I have read the first thirty pages of this book and have already lost patience. Not with the author. I admire Lodge's fiction and criticism: his acumen, his discernment, his slow-cooking humour. I'm just sick of the constant slew of typographical errors that irritate, disrupt and mislead. Here is a sample:
p. 4 "its owns" for "its own"
p. 14 "it was became" for "it was because"
p. 15 "war would be an acceptable synonym for must have been" for "was..."
p. 21 "I have, never felt" for "I have never felt"
p. 24 "when parsed would be awkward and jarring" for "when passed would be awkward and jarring"
p. 29 "Thus notion of style" for "This notion of style"
After all, this is a book about language and meaning; it contains a large number of close readings, which depend implicitly on the quality of editorial control. This problem may be common to Routledge Classic editions. Colin Smith's translation of Merleau-Ponty's
Phenomenology of Perception (Routledge Classics): An Introduction is similarly unreadable. I wonder if these texts have been scanned from older editions.

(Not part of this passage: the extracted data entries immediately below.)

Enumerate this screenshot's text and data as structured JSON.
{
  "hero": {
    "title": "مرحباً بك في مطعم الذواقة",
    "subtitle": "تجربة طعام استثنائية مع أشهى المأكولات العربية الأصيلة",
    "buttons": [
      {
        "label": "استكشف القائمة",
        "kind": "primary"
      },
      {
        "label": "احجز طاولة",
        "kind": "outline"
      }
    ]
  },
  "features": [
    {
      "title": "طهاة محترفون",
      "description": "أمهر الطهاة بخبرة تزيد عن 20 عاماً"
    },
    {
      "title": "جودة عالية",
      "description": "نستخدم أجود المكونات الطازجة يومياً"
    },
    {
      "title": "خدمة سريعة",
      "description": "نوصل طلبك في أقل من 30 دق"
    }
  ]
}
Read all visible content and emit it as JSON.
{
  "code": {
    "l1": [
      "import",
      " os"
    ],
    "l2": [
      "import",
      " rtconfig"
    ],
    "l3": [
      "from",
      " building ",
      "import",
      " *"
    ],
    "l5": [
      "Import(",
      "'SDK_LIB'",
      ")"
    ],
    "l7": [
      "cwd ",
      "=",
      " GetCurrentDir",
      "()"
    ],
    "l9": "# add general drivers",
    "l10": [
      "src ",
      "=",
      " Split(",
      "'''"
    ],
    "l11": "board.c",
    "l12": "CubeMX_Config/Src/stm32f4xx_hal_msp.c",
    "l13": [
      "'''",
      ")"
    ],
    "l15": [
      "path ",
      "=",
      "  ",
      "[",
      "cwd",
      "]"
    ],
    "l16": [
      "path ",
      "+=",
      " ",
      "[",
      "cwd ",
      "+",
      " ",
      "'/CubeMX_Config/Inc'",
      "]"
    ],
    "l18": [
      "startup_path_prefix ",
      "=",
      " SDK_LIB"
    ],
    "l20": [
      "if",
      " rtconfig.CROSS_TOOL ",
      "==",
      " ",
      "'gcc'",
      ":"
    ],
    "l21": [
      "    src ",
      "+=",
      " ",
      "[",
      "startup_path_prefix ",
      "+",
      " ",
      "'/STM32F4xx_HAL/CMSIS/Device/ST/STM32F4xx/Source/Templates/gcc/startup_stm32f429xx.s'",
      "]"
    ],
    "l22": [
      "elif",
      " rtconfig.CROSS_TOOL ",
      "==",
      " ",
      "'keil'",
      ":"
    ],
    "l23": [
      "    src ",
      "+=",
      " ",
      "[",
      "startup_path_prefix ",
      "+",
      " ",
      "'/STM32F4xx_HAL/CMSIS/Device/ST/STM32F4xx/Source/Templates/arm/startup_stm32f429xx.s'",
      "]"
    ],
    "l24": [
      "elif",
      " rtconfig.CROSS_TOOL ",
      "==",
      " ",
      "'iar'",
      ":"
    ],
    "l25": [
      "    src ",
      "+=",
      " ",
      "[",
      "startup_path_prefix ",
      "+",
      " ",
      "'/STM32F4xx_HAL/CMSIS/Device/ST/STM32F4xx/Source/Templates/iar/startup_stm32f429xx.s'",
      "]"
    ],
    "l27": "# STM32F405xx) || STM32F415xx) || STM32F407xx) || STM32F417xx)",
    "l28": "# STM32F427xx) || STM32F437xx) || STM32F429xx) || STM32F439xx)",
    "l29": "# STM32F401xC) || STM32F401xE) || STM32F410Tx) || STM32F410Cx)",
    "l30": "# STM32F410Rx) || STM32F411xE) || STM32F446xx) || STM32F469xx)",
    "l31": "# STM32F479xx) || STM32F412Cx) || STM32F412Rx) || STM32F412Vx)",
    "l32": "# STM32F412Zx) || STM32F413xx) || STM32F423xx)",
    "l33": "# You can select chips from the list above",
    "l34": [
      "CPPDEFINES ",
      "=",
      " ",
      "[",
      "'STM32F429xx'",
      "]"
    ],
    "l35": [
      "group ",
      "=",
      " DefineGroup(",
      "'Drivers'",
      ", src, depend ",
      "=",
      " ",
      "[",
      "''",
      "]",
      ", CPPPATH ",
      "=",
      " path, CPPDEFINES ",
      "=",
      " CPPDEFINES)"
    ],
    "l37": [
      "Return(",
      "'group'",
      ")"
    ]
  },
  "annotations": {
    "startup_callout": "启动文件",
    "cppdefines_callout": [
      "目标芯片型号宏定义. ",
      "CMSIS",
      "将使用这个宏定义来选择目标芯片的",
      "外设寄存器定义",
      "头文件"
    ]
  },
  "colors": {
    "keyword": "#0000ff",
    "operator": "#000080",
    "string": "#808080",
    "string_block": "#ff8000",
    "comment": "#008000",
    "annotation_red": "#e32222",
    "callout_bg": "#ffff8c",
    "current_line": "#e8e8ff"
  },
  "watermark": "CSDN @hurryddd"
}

But even so, shouldn't there still be a copy-editing process?
I appreciate the effort Routledge has made to reprint a large number of valuable and interesting books at affordable prices, but there is little point in doing this if the texts are thereby rendered corrupt and less readable.
Another frustrating and disappointing purchase. If you're interested in the book, find another edition.